BRUSSELS (Reuters) – Microsoft and SAP will voice their concerns at a European Union hearing on Friday over Oracle’s plan to buy Sun Microsystems, adding to regulators’ skepticism over the deal.
The European Commission has objected to Oracle’s $7 billion bid for Sun, saying the purchase may limit competition in the database market. The EU competition watchdog has until January 27 to decide on the deal, which its U.S. counterpart has cleared.
Software giant Microsoft’s representatives and lawyers declined to comment before the two-day hearing, which started on Thursday.
German software company SAP, whose chief rival is Oracle, has told the Commission Oracle’s acquisition of Sun’s MySQL database could hurt competition in the market by eliminating one of the top players.
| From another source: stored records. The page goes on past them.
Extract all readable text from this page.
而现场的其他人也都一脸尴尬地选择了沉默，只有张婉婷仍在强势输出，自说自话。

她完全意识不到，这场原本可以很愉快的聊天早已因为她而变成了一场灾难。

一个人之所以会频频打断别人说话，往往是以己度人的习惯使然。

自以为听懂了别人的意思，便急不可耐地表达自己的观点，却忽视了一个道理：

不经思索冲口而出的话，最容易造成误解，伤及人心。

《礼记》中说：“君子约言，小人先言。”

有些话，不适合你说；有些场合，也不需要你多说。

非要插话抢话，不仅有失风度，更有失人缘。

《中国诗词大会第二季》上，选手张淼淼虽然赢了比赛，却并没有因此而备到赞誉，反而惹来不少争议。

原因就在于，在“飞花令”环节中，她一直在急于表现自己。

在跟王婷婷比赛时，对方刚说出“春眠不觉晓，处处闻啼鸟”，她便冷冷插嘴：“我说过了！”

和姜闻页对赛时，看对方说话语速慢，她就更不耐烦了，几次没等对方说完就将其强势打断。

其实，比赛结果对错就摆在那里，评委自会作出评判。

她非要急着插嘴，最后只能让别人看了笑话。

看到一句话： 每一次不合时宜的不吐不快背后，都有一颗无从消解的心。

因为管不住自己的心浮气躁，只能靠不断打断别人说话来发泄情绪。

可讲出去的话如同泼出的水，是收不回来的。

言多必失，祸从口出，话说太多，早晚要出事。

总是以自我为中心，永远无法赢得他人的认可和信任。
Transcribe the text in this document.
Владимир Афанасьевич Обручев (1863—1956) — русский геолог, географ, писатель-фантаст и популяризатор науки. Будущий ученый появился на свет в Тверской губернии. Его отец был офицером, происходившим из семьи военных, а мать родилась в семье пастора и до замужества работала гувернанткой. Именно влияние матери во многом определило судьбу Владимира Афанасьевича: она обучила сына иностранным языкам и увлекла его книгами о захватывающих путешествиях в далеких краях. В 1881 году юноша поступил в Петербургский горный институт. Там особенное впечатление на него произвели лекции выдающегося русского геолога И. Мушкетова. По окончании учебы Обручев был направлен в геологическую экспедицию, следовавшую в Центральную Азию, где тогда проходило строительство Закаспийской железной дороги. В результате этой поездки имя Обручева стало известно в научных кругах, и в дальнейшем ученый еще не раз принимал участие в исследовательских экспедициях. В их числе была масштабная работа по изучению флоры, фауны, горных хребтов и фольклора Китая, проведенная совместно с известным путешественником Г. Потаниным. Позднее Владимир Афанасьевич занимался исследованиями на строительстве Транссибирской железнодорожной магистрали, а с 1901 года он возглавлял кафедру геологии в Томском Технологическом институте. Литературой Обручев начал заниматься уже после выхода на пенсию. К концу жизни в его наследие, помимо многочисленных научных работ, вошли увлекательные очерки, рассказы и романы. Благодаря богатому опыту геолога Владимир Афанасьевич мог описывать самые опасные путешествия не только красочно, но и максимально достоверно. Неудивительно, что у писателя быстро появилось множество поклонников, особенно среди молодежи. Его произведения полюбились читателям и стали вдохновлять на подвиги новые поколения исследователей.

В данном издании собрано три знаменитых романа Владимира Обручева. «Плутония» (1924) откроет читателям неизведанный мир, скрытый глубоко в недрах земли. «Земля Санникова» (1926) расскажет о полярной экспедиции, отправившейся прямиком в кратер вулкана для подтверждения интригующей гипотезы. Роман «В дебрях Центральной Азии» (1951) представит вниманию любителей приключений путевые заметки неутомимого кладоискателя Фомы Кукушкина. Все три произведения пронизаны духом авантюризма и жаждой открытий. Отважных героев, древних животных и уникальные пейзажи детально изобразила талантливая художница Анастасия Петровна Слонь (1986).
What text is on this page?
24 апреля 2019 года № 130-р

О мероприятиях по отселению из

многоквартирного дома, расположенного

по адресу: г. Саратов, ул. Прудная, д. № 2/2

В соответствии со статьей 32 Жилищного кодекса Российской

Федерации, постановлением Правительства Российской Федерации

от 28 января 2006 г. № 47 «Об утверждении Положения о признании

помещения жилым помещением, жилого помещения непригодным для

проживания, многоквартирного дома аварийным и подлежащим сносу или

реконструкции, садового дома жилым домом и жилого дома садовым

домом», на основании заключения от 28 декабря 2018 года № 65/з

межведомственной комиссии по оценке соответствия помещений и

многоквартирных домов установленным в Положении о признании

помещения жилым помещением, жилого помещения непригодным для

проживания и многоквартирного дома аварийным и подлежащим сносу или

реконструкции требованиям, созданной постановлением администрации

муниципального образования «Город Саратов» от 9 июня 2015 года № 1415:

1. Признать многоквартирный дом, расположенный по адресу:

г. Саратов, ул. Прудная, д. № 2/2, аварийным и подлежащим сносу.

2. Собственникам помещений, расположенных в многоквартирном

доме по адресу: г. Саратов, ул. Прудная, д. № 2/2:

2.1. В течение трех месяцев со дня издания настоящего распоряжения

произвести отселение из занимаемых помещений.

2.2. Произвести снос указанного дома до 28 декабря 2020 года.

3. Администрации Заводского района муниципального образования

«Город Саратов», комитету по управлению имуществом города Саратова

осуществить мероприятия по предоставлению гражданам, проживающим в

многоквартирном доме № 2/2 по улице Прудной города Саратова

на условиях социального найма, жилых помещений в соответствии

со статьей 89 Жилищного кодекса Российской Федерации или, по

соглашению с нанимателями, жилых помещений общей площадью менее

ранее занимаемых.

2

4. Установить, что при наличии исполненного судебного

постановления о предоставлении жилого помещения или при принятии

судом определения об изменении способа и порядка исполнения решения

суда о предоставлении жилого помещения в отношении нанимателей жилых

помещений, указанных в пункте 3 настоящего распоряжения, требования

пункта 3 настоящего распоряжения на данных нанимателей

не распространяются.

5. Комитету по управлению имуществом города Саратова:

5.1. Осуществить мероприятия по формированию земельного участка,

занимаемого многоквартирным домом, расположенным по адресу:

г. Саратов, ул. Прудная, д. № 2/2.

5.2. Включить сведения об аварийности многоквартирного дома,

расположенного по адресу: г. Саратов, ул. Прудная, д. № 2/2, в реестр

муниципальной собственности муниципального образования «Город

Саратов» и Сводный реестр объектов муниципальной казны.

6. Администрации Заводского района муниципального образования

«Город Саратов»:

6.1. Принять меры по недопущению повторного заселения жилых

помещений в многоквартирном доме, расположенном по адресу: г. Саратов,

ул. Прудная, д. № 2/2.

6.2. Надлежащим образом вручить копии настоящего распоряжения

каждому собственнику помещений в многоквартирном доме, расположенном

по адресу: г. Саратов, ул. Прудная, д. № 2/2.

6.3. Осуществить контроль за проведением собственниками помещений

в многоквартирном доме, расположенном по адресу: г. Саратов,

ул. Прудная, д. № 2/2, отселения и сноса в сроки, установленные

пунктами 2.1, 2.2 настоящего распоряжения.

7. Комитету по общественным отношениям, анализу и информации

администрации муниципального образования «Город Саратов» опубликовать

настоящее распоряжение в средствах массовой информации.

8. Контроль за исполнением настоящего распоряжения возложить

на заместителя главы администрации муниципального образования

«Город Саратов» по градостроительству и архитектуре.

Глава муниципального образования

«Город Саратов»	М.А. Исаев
Oracle, the world’s biggest database software maker, said its customers told Commission officials and European national regulators at the hearing on Thursday that the takeover was not anti-competitive.
Oracle lawyer Thomas Vinje told reporters the Commission had misinterpreted the content of its file and that respondents to the Commission’s market test and survey had overwhelmingly supported the company’s bid.
Monty Widenius, creator of MySQL, will back the Commission’s case on Friday while Swedish telecoms network equipment maker Ericsson will argue for Oracle.
Antitrust lawyers said enlisting major companies to express support at a hearing could sway doubtful regulators.